Criterion 3: the average temperature during the first 10 hours after ignition exceeds $250 ^ { \circ } \mathrm { C }$.
Criterion 4: the temperature inside the combustion chamber must not exceed $300 ^ { \circ } \mathrm { C }$ for more than 5 hours.

Does each device obtain exactly three stars? Justify your answer.

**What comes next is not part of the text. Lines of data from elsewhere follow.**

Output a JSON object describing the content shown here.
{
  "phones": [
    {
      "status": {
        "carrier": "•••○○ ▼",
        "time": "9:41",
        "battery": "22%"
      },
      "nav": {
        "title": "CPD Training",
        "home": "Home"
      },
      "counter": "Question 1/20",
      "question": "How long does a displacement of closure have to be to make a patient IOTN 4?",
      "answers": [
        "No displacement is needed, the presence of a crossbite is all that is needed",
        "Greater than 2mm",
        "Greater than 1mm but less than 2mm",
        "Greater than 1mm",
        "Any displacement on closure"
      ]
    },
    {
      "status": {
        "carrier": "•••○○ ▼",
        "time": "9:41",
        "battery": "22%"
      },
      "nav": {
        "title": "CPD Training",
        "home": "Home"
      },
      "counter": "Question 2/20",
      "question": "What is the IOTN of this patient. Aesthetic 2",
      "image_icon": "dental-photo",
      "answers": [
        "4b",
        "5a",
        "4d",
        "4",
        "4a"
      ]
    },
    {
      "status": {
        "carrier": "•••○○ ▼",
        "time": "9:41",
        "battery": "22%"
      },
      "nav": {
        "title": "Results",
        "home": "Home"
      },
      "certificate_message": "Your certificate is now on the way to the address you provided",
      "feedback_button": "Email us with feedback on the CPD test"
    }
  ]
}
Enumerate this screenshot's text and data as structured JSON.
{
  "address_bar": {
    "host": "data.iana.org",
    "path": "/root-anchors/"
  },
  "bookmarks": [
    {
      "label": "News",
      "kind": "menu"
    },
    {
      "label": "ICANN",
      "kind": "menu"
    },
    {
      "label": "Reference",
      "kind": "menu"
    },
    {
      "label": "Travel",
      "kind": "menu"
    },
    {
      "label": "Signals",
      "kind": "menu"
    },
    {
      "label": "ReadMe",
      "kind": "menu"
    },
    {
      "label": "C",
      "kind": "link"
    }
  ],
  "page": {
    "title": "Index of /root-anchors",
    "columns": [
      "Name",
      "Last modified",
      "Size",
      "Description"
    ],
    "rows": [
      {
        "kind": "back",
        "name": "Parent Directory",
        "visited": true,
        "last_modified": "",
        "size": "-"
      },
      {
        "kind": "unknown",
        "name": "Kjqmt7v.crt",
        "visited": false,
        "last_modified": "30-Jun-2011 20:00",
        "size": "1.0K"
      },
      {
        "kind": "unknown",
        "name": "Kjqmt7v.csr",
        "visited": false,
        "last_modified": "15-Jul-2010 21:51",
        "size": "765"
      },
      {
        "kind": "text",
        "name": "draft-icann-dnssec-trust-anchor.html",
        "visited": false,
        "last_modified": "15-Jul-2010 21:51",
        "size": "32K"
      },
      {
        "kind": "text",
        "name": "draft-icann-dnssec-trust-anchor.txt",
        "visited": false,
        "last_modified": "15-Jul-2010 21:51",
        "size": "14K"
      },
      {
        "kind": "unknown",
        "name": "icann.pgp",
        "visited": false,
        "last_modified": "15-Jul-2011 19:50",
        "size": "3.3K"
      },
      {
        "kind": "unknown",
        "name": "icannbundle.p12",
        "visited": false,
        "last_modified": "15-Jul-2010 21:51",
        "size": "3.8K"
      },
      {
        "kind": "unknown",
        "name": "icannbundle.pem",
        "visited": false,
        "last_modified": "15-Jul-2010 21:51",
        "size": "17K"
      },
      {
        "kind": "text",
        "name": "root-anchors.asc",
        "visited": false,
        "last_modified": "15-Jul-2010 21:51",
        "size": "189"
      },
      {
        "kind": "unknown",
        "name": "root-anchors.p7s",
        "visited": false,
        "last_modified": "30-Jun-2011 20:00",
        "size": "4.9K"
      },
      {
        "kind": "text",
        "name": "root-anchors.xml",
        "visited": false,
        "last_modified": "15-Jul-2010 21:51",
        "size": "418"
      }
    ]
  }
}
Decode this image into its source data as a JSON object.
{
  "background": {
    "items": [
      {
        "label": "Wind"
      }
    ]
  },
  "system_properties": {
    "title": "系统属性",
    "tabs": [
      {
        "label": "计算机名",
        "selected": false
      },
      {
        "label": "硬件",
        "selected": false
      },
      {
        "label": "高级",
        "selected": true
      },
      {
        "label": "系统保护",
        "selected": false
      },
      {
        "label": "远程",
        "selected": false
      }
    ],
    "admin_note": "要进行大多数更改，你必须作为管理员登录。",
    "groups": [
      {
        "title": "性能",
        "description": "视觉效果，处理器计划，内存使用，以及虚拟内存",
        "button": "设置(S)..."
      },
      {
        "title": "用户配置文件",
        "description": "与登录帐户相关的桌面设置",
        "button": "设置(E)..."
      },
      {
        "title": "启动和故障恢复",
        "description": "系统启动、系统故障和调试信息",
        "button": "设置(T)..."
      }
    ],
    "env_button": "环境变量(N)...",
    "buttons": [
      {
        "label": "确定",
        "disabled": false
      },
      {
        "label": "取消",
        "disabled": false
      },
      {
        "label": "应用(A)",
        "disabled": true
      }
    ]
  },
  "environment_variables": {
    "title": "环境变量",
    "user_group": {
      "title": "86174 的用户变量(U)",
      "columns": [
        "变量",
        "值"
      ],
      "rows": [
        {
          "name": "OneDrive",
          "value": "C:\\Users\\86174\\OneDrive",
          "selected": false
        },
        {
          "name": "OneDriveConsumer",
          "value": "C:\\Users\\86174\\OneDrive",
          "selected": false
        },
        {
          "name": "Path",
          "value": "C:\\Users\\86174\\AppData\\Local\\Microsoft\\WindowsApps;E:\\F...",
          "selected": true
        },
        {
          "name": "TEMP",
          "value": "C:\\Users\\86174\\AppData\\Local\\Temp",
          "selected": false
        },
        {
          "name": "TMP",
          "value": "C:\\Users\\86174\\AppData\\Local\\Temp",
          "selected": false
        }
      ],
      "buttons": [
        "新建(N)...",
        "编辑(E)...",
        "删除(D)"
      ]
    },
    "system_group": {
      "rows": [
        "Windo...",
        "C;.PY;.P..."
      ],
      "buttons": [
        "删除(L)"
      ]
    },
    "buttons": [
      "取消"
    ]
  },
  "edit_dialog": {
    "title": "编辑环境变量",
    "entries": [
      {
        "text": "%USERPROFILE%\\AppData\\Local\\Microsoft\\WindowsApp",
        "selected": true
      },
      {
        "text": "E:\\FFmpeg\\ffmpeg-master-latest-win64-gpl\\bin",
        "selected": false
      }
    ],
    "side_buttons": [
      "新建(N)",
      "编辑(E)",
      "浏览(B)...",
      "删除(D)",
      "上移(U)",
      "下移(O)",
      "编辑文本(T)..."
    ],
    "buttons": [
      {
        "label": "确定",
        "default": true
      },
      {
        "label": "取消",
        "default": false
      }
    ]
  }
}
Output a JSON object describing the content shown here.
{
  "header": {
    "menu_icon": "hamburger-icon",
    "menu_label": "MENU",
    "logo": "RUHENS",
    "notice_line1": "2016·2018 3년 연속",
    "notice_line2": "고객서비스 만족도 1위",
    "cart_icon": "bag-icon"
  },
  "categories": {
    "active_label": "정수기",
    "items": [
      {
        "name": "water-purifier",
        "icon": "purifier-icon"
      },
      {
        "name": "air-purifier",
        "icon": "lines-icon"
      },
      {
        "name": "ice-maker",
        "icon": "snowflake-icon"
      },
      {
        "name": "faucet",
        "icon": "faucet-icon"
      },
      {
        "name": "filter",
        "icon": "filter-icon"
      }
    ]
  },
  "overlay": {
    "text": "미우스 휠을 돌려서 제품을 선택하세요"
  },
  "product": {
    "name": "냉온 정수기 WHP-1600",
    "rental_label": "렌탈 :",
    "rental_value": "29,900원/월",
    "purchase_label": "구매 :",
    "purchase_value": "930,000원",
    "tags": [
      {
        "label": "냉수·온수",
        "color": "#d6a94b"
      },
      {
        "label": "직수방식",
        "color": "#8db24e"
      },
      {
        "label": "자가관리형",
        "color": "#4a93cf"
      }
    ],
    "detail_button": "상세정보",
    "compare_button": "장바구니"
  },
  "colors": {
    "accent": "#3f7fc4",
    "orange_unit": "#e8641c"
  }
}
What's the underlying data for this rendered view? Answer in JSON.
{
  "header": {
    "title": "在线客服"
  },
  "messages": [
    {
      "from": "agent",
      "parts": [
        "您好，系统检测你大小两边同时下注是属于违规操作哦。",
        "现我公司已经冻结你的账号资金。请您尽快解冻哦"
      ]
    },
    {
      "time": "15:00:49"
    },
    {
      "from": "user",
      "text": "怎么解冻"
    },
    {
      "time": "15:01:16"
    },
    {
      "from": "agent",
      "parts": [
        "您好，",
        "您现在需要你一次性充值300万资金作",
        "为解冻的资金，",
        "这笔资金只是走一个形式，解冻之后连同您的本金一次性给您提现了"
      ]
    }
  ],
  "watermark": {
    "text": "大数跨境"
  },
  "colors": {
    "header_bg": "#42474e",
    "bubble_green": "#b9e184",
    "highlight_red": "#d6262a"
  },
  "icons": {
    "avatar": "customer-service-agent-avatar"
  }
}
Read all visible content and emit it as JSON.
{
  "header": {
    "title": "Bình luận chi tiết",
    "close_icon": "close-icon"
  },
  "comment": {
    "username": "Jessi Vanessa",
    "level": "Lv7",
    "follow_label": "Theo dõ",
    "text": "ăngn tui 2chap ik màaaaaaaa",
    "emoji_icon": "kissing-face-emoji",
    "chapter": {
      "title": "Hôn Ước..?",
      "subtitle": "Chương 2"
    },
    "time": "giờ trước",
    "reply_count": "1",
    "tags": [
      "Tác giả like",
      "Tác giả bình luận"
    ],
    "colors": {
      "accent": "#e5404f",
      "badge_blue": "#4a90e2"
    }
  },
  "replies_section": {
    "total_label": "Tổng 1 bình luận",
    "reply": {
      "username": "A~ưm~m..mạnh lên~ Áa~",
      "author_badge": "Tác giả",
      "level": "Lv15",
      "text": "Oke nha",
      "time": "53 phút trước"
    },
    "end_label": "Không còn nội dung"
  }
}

Q4 4 marks Vectors 3D & Lines MCQ: Relationship Between Two Lines View

A passage of an aerial acrobatics show in a duo is modelled as follows:

we place ourselves in an orthonormal coordinate system $(O ; \vec { \imath } , \vec { \jmath } , \vec { k })$, where one unit represents one metre;
plane no. 1 must travel from point O to point $A(0 ; 200 ; 0)$ along a straight trajectory, at the constant speed of $200 \mathrm {~m/s}$;
plane no. 2 must travel from point $B(-33 ; 75 ; 44)$ to point $C(87 ; 75 ; -116)$ also along a straight trajectory, and at the constant speed of $200 \mathrm {~m/s}$;
at the same instant, plane no. 1 is at point O and plane no. 2 is at point B.

Justify that plane no. 2 will take the same time to travel segment $[BC]$ as plane no. 1 to travel segment $[OA]$.
Show that the trajectories of the two planes intersect.
Is there a risk of collision between the two planes during this passage?